Surtout, au-delà de ces réalisations et des qualités personnelles d'Obama, c'est l'image contrastée, presque insondable, de Romney, qui concentre ces derniers jours les commentaires sceptiques. Toute la carrière de Romney apparaît en effet comme une suite d'évolutions opportunistes, qui cadrent assez mal avec l'idée que beaucoup se font du président aux Etats-Unis. C'est d'abord un héritier, qui tente de faire mieux que le père (tant sur le plan des affaires que pour la politique, puisque George Romney fut un candidat malheureux à l'investiture républicaine en 1968), rien que de très normal là-dedans. Mais c'est aussi un libéral auto-proclamé en économie, qui a mis en place une réforme de l'assurance-maladie en tant que gouverneur du Massachusetts, parce qu'elle semblait pouvoir "marcher", réforme qui fut l'une des inspirations de la réforme... Obama. C'est un conservateur affirmé, qui a pu avancer à plusieurs reprises des positions ambiguës sur l'avortement ou le mariage homosexuel. C'est un homme lisse, qui s'entoure de "croisés" (Ryan comme vice-président potentiel), tout en multipliant les appels à l'électorat centriste en fin de campagne. Au final, personne ne sait vraiment quel président il ferait, ce qui profite à Obama, qui pourrait être réélu en dépit de la crise continue de l'économie et de réalisations jugées encore une fois décevantes (mais au regard d'anticipations naïves ou hallucinées, que Barack Obama avait d'ailleurs contribué à nourrir en 2008).

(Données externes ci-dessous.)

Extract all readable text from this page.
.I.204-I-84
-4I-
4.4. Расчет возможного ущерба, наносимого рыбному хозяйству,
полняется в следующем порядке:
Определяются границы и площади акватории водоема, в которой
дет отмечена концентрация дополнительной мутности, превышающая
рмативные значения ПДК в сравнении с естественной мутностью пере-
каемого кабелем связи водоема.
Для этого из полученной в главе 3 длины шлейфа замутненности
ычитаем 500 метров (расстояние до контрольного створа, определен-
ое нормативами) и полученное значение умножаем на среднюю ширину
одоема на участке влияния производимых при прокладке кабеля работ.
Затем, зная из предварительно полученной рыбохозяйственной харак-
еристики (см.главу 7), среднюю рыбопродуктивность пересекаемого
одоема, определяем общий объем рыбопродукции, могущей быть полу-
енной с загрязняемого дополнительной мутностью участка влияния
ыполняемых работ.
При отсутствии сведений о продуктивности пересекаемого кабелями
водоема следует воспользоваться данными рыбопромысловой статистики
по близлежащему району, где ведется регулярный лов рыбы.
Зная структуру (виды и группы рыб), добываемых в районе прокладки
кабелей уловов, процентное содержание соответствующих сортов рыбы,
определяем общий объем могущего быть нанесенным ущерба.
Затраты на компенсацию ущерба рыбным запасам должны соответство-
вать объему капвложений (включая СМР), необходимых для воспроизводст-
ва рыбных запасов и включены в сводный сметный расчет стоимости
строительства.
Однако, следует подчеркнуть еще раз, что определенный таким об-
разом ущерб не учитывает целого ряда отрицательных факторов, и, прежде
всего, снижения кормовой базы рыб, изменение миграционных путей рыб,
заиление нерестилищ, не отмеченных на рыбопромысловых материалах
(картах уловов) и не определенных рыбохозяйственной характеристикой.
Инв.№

En somme, au-delà de la prévision, je suis surtout d'accord avec l'édito du New York Times : "For these and many other reasons, we enthusiastically endorse President Barack Obama for a second term, and express the hope that his victory will be accompanied by a new Congress willing to work for policies that Americans need". Une majorité parlementaire et un nouveau mandat sans perspective de réélection offriraient en effet des conditions idéales à Obama pour entreprendre des politiques plus "risquées".
Réponse dans la nuit de mardi à mercredi, à moins que la Floride (ou un autre État) ne concentre à nouveau incertitudes et controverses sur le dépouillement des bulletins de vote comme en 2000.